If more women were like Margarita, feminism wouldn’t need to exist.
I will say that the worst thing a girl can do is fall in love with a man expecting to be caught rather than standing on her two feet next to him. Also, a man can’t “make a girl fall in love with him.” If she hasn’t got enough of a brain to make a decision on her own, I don’t want her. I thought that the emancipated woman took pride in the fact that she could decide for herself who to love? Am I wrong?
1) A woman should never feel she was “made to fall.”
2) She shouldn’t blame the man for her choice.
3) She should stand on her feet as a partner in the relationship.

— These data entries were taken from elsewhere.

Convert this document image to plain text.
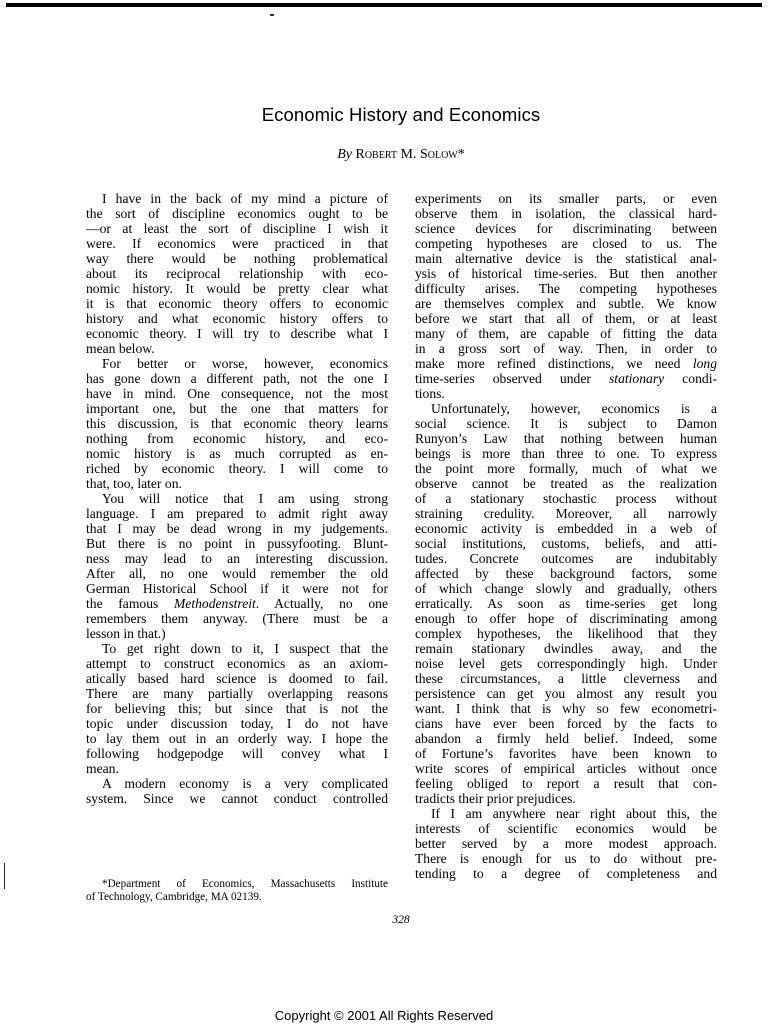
Economic History and Economics
By Robert M. Solow*
I have in the back of my mind a picture of
the sort of discipline economics ought to be
—or at least the sort of discipline I wish it
were. If economics were practiced in that
way there would be nothing problematical
about its reciprocal relationship with eco-
nomic history. It would be pretty clear what
it is that economic theory offers to economic
history and what economic history offers to
economic theory. I will try to describe what I
mean below.
For better or worse, however, economics
has gone down a different path, not the one I
have in mind. One consequence, not the most
important one, but the one that matters for
this discussion, is that economic theory learns
nothing from economic history, and eco-
nomic history is as much corrupted as en-
riched by economic theory. I will come to
that, too, later on.
You will notice that I am using strong
language. I am prepared to admit right away
that I may be dead wrong in my judgements.
But there is no point in pussyfooting. Blunt-
ness may lead to an interesting discussion.
After all, no one would remember the old
German Historical School if it were not for
the famous Methodenstreit. Actually, no one
remembers them anyway. (There must be a
lesson in that.)
To get right down to it, I suspect that the
attempt to construct economics as an axiom-
atically based hard science is doomed to fail.
There are many partially overlapping reasons
for believing this; but since that is not the
topic under discussion today, I do not have
to lay them out in an orderly way. I hope the
following hodgepodge will convey what I
mean.
A modern economy is a very complicated
system. Since we cannot conduct controlled
experiments on its smaller parts, or even
observe them in isolation, the classical hard-
science devices for discriminating between
competing hypotheses are closed to us. The
main alternative device is the statistical anal-
ysis of historical time-series. But then another
difficulty arises. The competing hypotheses
are themselves complex and subtle. We know
before we start that all of them, or at least
many of them, are capable of fitting the data
in a gross sort of way. Then, in order to
make more refined distinctions, we need long
time-series observed under stationary condi-
tions.
Unfortunately, however, economics is a
social science. It is subject to Damon
Runyon’s Law that nothing between human
beings is more than three to one. To express
the point more formally, much of what we
observe cannot be treated as the realization
of a stationary stochastic process without
straining credulity. Moreover, all narrowly
economic activity is embedded in a web of
social institutions, customs, beliefs, and atti-
tudes. Concrete outcomes are indubitably
affected by these background factors, some
of which change slowly and gradually, others
erratically. As soon as time-series get long
enough to offer hope of discriminating among
complex hypotheses, the likelihood that they
remain stationary dwindles away, and the
noise level gets correspondingly high. Under
these circumstances, a little cleverness and
persistence can get you almost any result you
want. I think that is why so few econometri-
cians have ever been forced by the facts to
abandon a firmly held belief. Indeed, some
of Fortune’s favorites have been known to
write scores of empirical articles without once
feeling obliged to report a result that con-
tradicts their prior prejudices.
If I am anywhere near right about this, the
interests of scientific economics would be
better served by a more modest approach.
There is enough for us to do without pre-
tending to a degree of completeness and
*Department of Economics, Massachusetts Institute
of Technology, Cambridge, MA 02139.
328
Copyright © 2001 All Rights Reserved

4) If the relationship is a partnership, I will catch her, and I hope she will do the same for me when I fall.
5) I will always treat women as a gentleman should: as his equal.

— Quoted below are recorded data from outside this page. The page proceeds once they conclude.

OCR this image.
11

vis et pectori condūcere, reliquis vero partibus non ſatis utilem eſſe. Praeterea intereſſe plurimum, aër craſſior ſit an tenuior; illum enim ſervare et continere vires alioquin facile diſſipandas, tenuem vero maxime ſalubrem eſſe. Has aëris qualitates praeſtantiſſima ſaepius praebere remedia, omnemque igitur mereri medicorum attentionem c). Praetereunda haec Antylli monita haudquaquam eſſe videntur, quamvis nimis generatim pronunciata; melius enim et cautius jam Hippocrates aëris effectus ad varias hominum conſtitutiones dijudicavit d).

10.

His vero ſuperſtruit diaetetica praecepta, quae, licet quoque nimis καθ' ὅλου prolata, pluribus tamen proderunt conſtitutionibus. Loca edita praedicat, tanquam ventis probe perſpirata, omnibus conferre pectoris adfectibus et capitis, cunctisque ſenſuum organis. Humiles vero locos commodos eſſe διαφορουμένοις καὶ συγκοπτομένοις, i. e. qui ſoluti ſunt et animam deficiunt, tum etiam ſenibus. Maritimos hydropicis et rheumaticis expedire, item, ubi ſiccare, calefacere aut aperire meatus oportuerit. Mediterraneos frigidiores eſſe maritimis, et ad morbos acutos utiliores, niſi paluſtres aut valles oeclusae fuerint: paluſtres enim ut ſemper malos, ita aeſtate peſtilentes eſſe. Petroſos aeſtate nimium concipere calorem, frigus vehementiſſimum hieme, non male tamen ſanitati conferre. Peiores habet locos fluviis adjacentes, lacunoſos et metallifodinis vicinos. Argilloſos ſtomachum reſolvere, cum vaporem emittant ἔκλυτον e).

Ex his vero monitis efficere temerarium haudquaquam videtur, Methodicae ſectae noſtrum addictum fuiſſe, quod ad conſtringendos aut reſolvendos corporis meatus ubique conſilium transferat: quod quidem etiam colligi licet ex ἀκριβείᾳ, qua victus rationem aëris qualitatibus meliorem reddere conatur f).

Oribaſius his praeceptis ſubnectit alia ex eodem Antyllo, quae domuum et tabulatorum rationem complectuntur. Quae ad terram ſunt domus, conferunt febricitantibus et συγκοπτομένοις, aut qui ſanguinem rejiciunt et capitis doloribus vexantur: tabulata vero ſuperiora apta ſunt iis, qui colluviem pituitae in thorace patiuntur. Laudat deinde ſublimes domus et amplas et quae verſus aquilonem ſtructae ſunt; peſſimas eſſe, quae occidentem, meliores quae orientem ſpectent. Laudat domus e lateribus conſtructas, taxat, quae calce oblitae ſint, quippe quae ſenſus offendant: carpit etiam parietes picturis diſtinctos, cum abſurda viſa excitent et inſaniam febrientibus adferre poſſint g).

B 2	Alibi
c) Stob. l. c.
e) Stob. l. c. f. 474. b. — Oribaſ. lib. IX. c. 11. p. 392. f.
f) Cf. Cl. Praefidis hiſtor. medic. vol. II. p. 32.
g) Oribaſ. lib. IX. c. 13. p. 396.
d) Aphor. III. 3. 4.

(Can you tell I hate these things?)
"I listened to my classmates tell painful stories of the first time they noticed men ogling their bodies. I realized that I’d grown up believing what many men believe, that guys may not have a right to touch what they see, but they have a right to look as much as they want. Listening to women’s stories, I understood for the first time just how uncomfortable it was to be on the receiving end of those penetrating stares. The jerks who genuinely don’t care how their stares make other people feel aren’t likely to be reading this, and if they do, they’ll ridicule it. These are the lads who think it’s their God-given right as men to take ownership with their eyes of all that they survey, and they don’t give a damn what anyone else thinks. A blogger named Holly once wrote, in a comment about this very subject, that there should be “no objectification without due subjectification.” That’s jargon, but the idea is a simple and useful one: it’s OK to stare at someone else’s body (and even long for it) as long as you don’t ever forget that you’re looking at a person. And just as you have a right to lust, that person has a right to not be made forcibly aware of your desire."

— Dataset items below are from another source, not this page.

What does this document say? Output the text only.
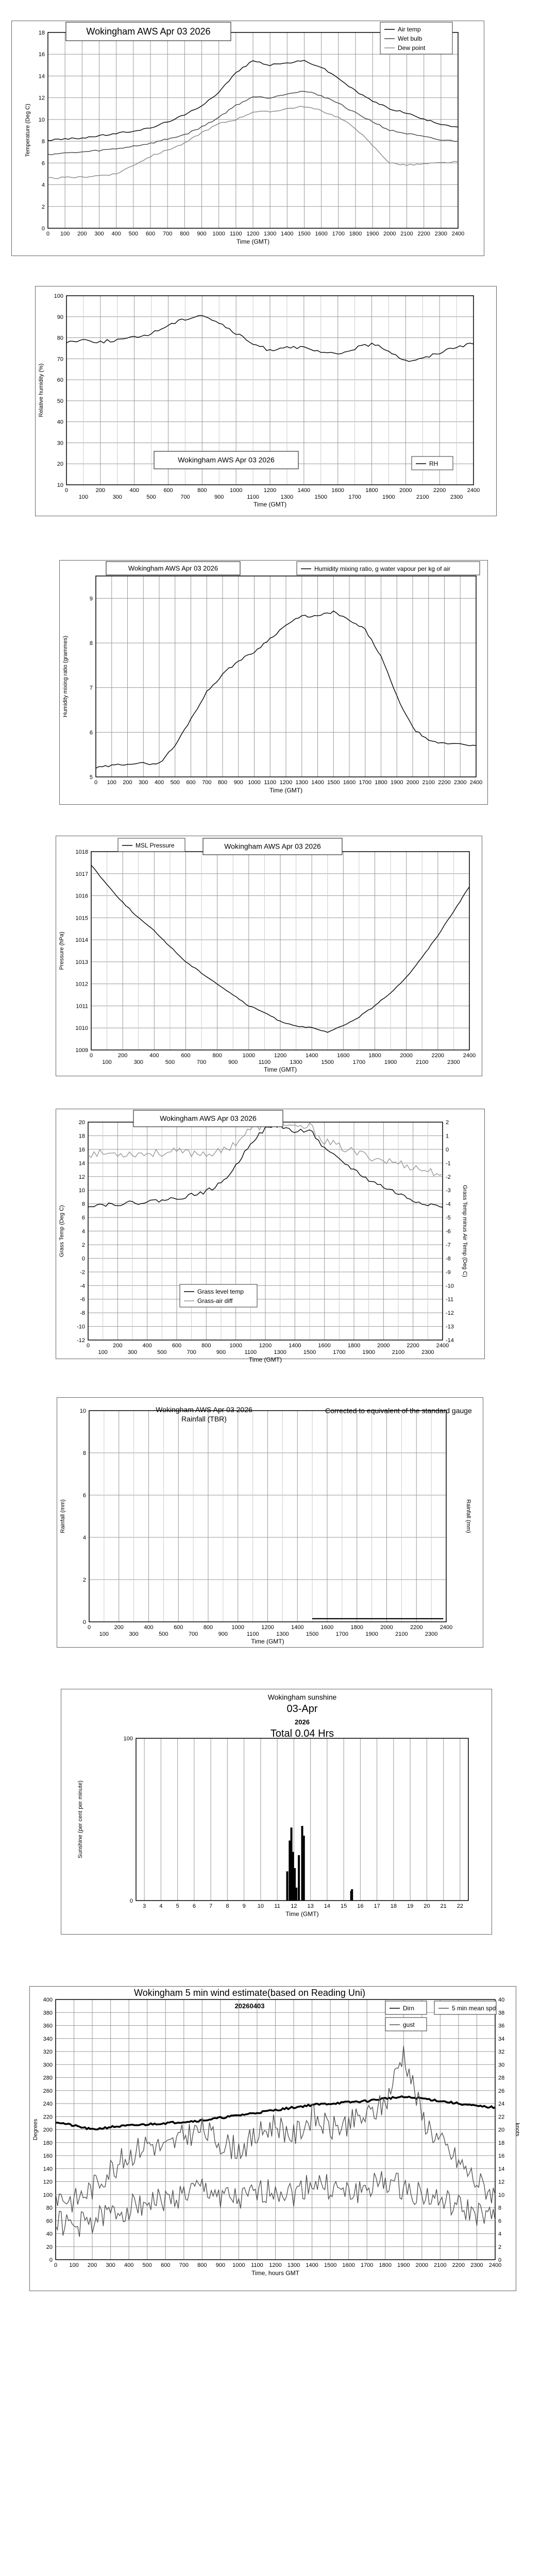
0
2
4
6
8
10
12
14
16
18
0 100 200 300 400 500 600 700 800 900 1000 1100 1200 1300 1400 1500 1600 1700 1800 1900 2000 2100 2200 2300 2400
Time (GMT)
Temperature (Deg C)
Wokingham AWS Apr 03 2026	Air temp
Wet bulb
Dew point
10
20
30
40
50
60
70
80
90
100
0	200	400	600	800	1000	1200	1400	1600	1800	2000	2200	2400
100	300	500	700	900	1100	1300	1500	1700	1900	2100	2300
Time (GMT)
Relative humidity (%)
Wokingham AWS Apr 03 2026	RH
5
6
7
8
9
0 100 200 300 400 500 600 700 800 900 1000 1100 1200 1300 1400 1500 1600 1700 1800 1900 2000 2100 2200 2300 2400
Time (GMT)
Humidity mixing ratio (grammes)
Wokingham AWS Apr 03 2026	Humidity mixing ratio, g water vapour per kg of air
1009
1010
1011
1012
1013
1014
1015
1016
1017
1018
0	200	400	600	800	1000	1200	1400	1600	1800	2000	2200	2400
100	300	500	700	900	1100	1300	1500	1700	1900	2100	2300
Time (GMT)
Pressure (hPa)
MSL Pressure	Wokingham AWS Apr 03 2026
20
18
16
14
12
10
8
6
4
2
0
-2
-4
-6
-8
-10
-12
2
1
0
-1
-2
-3
-4
-5
-6
-7
-8
-9
-10
-11
-12
-13
-14
0	200	400	600	800	1000	1200	1400	1600	1800	2000	2200	2400
100	300	500	700	900	1100	1300	1500	1700	1900	2100	2300
Time (GMT)
Grass Temp (Deg C)	Grass Temp minus Air Temp (Deg C)
Wokingham AWS Apr 03 2026
Grass level temp
Grass-air diff
0
2
4
6
8
10
0	200	400	600	800	1000	1200	1400	1600	1800	2000	2200	2400
100	300	500	700	900	1100	1300	1500	1700	1900	2100	2300
Time (GMT)
Rainfall (mm)	Rainfall (mm)
Wokingham AWS Apr 03 2026
Rainfall (TBR)
Corrected to equivalent of the standard gauge
0
100
3 4 5 6 7 8 9 10 11 12 13 14 15 16 17 18 19 20 21 22
Time (GMT)
Sunshine (per cent per minute)
Wokingham sunshine
03-Apr
2026
Total 0.04 Hrs
0
20
40
60
80
100
120
140
160
180
200
220
240
260
280
300
320
340
360
380
400
0
2
4
6
8
10
12
14
16
18
20
22
24
26
28
30
32
34
36
38
40
0 100 200 300 400 500 600 700 800 900 1000 1100 1200 1300 1400 1500 1600 1700 1800 1900 2000 2100 2200 2300 2400
Time, hours GMT
Degrees	knots
Wokingham 5 min wind estimate(based on Reading Uni)
20260403	Dirn	5 min mean spd
gust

Hugo Schwyzer (via the Good Men Project)
I love this quote. I always feel a little attacked by women who say they don’t want to be oggled. I wasn’t quite sure how I was supposed to go about finding out if a woman was attractive if I couldn’t look at her. This quote makes the whole thing so clear. It’s ok to look. However, it’s not ok to work her whole body over with your eyes as if you were examining it in order to write some sort of dissertation. Although her body may be one of the finest works God has created, the artist hasn’t put her in a gallery, and you haven’t been hired by Artforum to write an article on her.
So, what I have learned from my wonderful feminist friends is that I CAN take a quick check for attractiveness. But, she had better understand that I see her as a human being, not as an object put on display for my enjoyment, purchase, or criticism.